Given the imminent broadcast of the Sondheim fundraiser concert on the BBC on New Year's Eve, we naturally dedicated a large portion of our initial interview with Mackintosh to discussing the legendary composer and lyricist, who passed away in late 2021. But there was, as you might expect from the man, more to be said.

Last month there was a small social media controversy (picked up by the Hollywood Reporter, Playbill amongst others) when fake Twitter accounts spuriously suggested that a new Sondheim musical, titled Square One, would have make its premiere on Broadway in 2023. Rumours of an unfinished Sondheim show have been circulating in the months since the award-winning writer's death.

Angela Lansbury, Stephen Sondheim and Cameron Mackintosh – Lansbury and Sondheim both passed away within 12 months of one another
© Dan Wooller

Mackintosh was quick to clear up any misinformation: "The unfinished musical was the Bourgeoisie one [presumably based in part on Luis Buñuel's film, The Discreet Charm of the Bourgeoisie, as had previously been reported]. My last conversation with Steve was the Sunday before he died. He asked me to go through the entire score with him on the phone."

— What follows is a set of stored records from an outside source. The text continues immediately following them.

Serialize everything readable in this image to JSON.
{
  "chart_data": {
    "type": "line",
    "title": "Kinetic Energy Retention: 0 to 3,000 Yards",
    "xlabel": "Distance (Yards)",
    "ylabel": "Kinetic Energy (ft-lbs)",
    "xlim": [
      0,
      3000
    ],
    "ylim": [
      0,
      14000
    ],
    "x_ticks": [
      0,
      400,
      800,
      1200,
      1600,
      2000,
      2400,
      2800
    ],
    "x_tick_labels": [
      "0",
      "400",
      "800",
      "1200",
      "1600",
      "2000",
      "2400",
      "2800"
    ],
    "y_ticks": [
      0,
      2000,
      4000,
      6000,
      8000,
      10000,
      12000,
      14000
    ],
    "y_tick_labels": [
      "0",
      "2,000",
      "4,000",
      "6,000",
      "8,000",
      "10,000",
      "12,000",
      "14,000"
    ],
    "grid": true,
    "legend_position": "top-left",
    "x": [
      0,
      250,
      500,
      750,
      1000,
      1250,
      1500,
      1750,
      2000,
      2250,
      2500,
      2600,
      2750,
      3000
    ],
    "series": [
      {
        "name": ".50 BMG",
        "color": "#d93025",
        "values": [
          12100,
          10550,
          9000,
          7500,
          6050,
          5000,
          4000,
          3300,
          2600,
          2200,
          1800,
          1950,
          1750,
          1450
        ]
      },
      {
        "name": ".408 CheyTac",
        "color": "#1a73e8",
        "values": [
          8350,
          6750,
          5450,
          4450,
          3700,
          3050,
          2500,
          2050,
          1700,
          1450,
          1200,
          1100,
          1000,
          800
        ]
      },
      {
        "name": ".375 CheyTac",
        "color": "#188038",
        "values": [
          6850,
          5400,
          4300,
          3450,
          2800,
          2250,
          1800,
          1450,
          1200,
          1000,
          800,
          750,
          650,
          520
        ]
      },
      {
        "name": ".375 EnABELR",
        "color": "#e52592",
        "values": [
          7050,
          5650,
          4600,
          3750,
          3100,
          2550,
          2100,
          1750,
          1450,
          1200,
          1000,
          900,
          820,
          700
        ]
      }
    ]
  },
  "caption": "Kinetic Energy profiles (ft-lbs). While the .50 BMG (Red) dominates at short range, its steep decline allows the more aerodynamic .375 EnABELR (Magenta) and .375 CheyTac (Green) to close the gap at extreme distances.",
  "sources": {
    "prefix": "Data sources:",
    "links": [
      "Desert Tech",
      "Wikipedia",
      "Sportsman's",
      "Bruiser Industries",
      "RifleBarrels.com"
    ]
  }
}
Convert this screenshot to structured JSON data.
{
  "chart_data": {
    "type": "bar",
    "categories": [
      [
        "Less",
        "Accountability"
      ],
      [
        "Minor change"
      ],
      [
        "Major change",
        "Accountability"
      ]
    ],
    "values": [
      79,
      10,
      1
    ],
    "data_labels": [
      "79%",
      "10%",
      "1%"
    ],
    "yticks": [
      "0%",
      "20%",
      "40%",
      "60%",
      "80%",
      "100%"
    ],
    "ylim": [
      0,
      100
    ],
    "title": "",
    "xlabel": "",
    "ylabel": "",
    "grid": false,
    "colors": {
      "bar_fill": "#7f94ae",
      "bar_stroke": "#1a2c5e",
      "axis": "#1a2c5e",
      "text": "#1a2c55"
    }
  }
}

Will it ever be seen on stage, we ask: "I don't know. It was 50 or 60 per cent there. Musically. What was interesting was that Steve had never gone through a full score with me before like that – I think he wanted me to reinforce his view as to whether or not he was going to complete it. Because of the amount of energy it would have taken.

"I mean," Mackintosh laughs, "he was always looking for excuses not to write! When we went through it I found so many vigorous tunes, but none that he had fully completed. Some moments would go off at tangents – I'd ask him: 'why don't you let the music do its thing!'.

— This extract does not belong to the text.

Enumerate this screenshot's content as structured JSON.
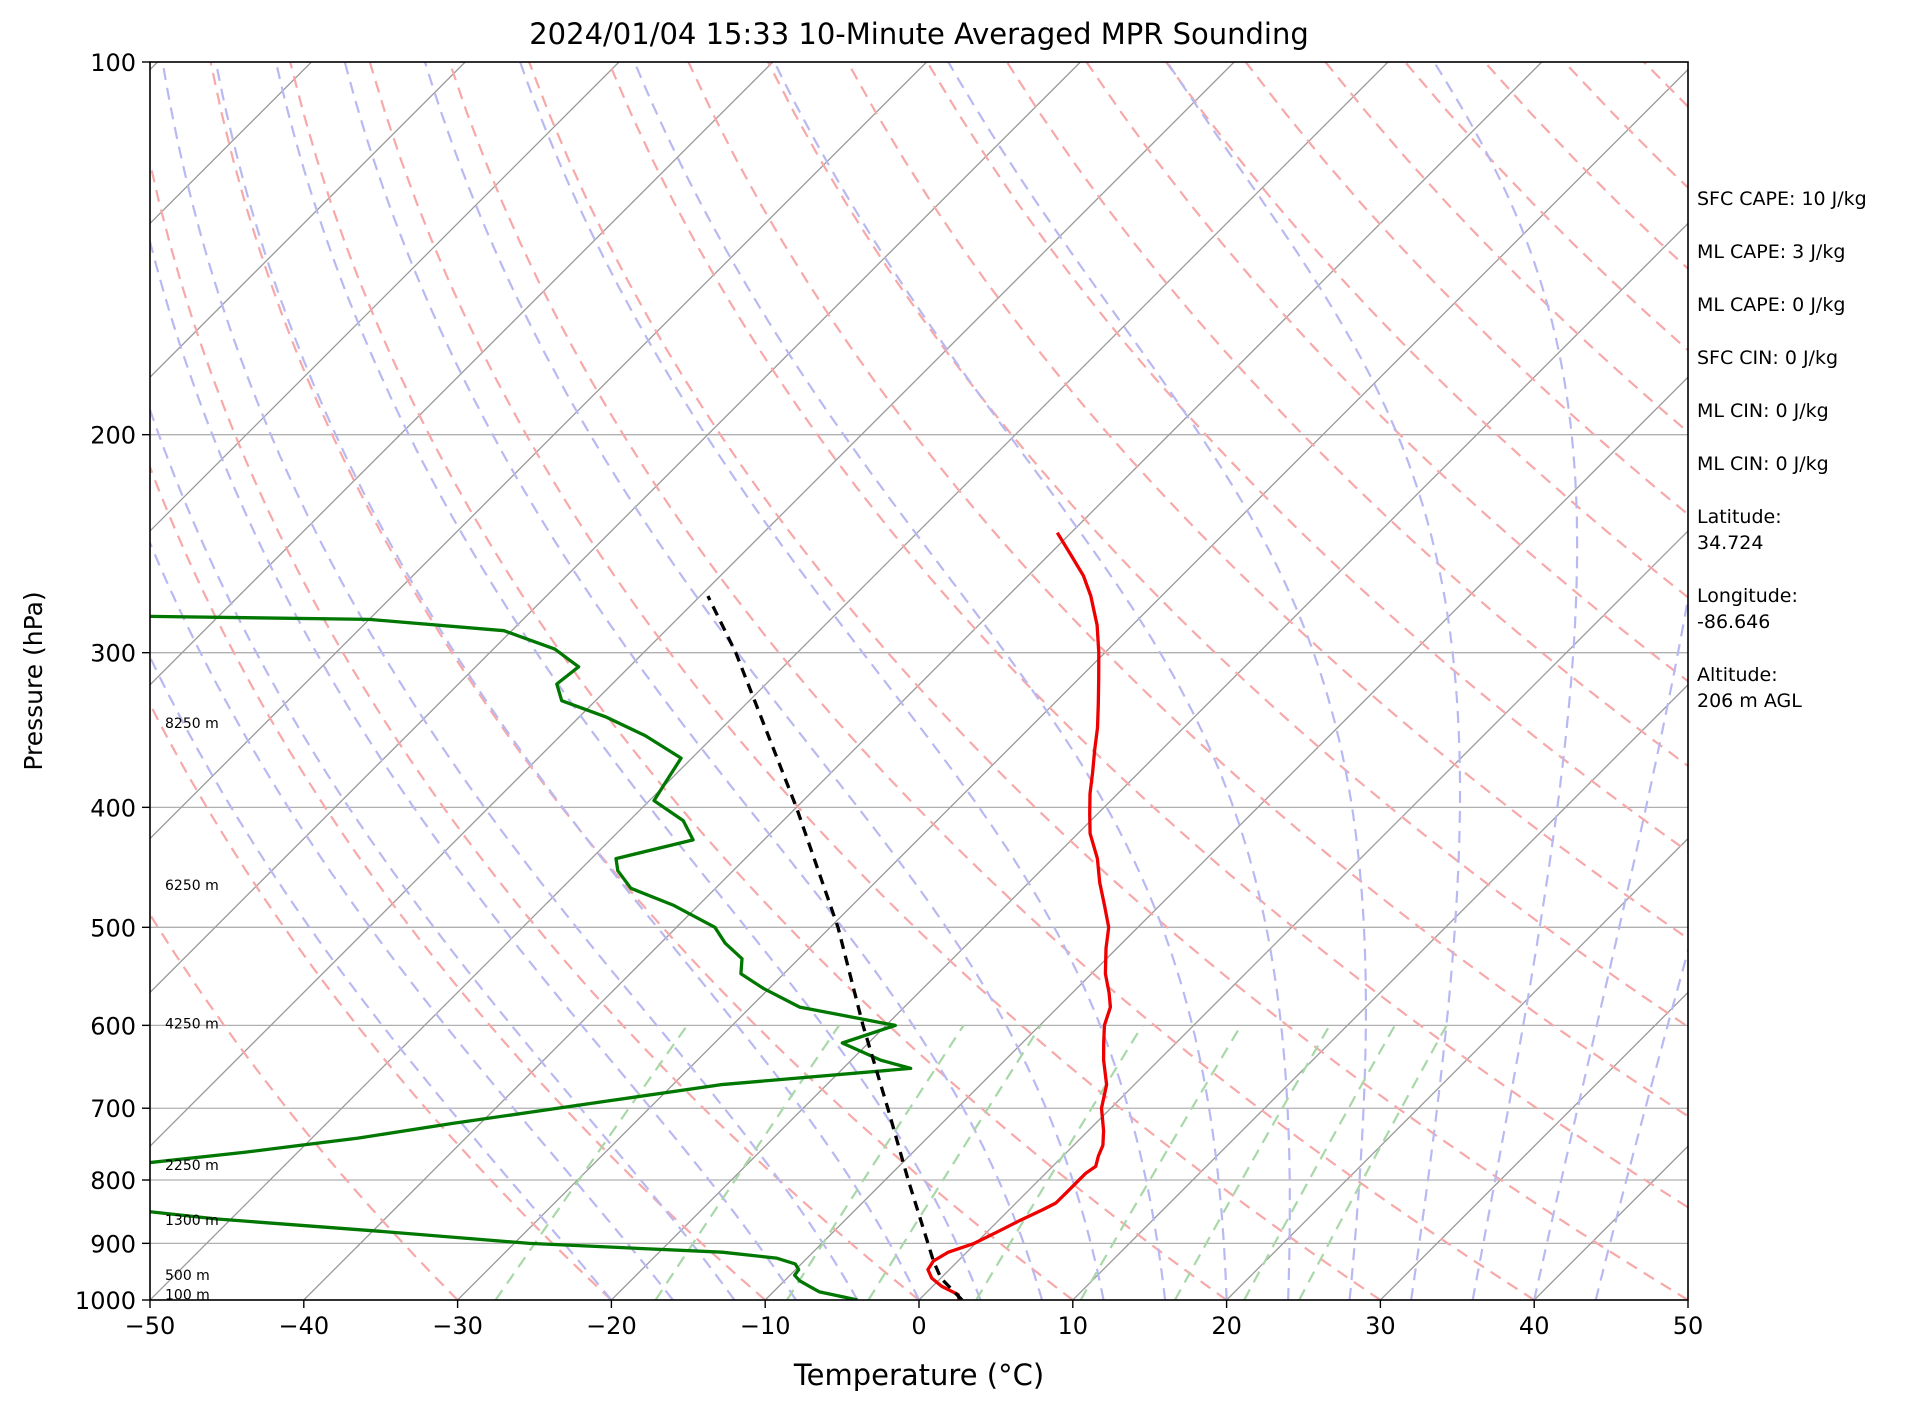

"There was a whole section in the musical that he told me he wanted to be 'wall-to-wall music' – like the Follies sequence. But sadly he never got to write that. There was a lot of music within what he'd already written that I'm sure he would have used for that specific section, but he died before he was able to do all of that."

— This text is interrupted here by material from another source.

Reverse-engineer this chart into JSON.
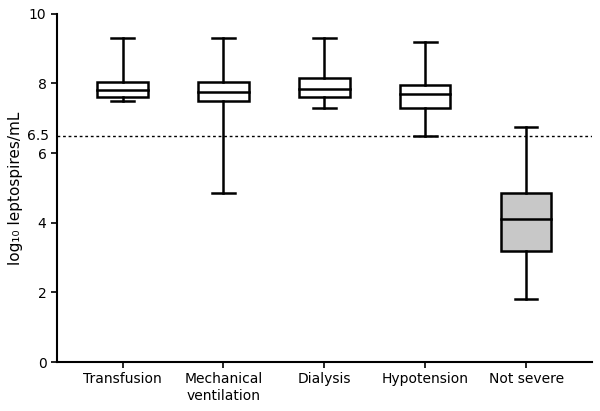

In the end, Mackintosh was philosophical about the entire experience. "In a way, I was blessed that my last conversation with him, a dear friend, was when his mind was working full tilt. And talking about some amazing stuff he'd written."

So, whether this unfinished musical heads for the stage is to be confirmed. In the meantime, there is more than enough Sondheim (and musical theatre in general), to be consumed in 2023 – with plenty more to be revealed.